The menu is a pleasingly eclectic mix of pub classics – fish and chips, sausage and mash, bavette steak – and more foodie offerings of which the gastro showboat is the 50 day Longhorn dry aged beef, on show in its futuristic-looking dry ager opposite the bar. I think the team has been very smart, because they’ve gone strongly for quality and provenance but kept the prices very pub friendly. So the pub staples like burgers are £14ish and even an excellent bottle of white that’s served at The Dorchester costs a mere £19. Meanwhile if you fancy a sneaky G&T in one of those gorgeous oversized goblets, it’s a fiver. A FIVER!
So, shall we eat? Deliberately trying to keep my first course light, I ordered the Cotswold gin & beetroot cured sea trout (above), with cucumber salad, sweet dill and a mustard dressing that lifted the trout beautifully. If there’s a more striking plate of food to be had on a plate, I haven’t seen it. t was absolutely divine, I couldn’t fault the combination of flavours or the texture of the fish.
That delicate entree made the mains of 10oz rib eye steak (£28) with peppercorn sauce and triple cooked chips entirely guilt free. The best piece of beef I ate in the whole of 2017 and almost certainly the best chips too, they balanced the fluffy/crispy axis perfectly. Not to be defeated after two courses, I had a go at the home made sorbet (amaze-balls, literally) before settling on a sticky toffee pud for dessert. And that, mes amis, with a final flourish of a double espresso, was the end of a perfect lunch.
AROUND AND ABOUT
We’re on the Oxfordshire side of the Cotswolds, so there’s no shortage of lovely things to see and do. Chippy Norton is just around the corner, the National Trust beauty Chastleton House (made famous most recently by Hilary Mantel’s Bring Up the Bodies) is a few miles further and Soho Farmhouse is a 15 minute chug up the road. Daylesford Farm is 10 miles away, and then it’s a hop and skip into the Glos side of the Cotswolds. If you want to keep it truly local, there’s a charming 5 mile walk from Swerford (check out the gorgeous church) to the pretty village of Wigginton, though it’s not circular so you’ll have to either retrace your steps or get a lift back.
THE MUDDY VERDICT
Good for: Everyone really. The food is fab, there are enough crowd-pleasers to suit little palates, the pub has a pleasing number of different areas and nooks and crannies, and it works equally well for locals heading in for those £5 G&Ts or destination foodies searching for the perfect Sunday lunch. Parents can fling their tantrumming toddlers into the garden and those on a budget can nosh a set lunch of 2 courses for £12 or £17 for 3 courses.
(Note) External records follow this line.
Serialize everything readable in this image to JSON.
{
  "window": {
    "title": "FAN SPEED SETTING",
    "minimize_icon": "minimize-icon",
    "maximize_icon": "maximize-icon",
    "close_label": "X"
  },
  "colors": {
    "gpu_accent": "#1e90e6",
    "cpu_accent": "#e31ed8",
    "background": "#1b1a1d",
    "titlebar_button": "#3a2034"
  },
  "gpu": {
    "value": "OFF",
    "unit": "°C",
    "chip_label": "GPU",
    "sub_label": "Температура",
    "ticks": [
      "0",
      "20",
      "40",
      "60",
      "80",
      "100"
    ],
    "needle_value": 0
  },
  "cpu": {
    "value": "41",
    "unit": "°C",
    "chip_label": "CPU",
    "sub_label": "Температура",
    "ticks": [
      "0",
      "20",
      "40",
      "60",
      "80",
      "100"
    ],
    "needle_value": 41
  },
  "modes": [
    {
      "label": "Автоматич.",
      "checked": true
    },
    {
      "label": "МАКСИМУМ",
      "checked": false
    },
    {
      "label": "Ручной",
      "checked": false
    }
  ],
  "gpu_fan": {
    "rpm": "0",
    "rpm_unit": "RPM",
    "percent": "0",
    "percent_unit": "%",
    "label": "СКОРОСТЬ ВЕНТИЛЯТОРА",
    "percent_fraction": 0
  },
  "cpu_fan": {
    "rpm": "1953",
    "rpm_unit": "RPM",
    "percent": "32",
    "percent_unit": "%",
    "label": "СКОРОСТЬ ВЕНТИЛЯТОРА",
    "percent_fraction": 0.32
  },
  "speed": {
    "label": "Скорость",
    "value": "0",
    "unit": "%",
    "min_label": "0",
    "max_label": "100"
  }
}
Not for: Those strongly averse to roadside pubs – though once inside I should point out that you can’t hear the road at all, and the lovely garden to the back of the pub is large and feels protected from the road too.
£££: Reasonable for the quality. Starters £5-8; mains £14-17.50; 10oz rib eye steak £28; side orders £3.50; puddings £7.
The Boxing Hare, Banbury Road, Swerford, Oxon, OX74AP. Tel: 01608 683212.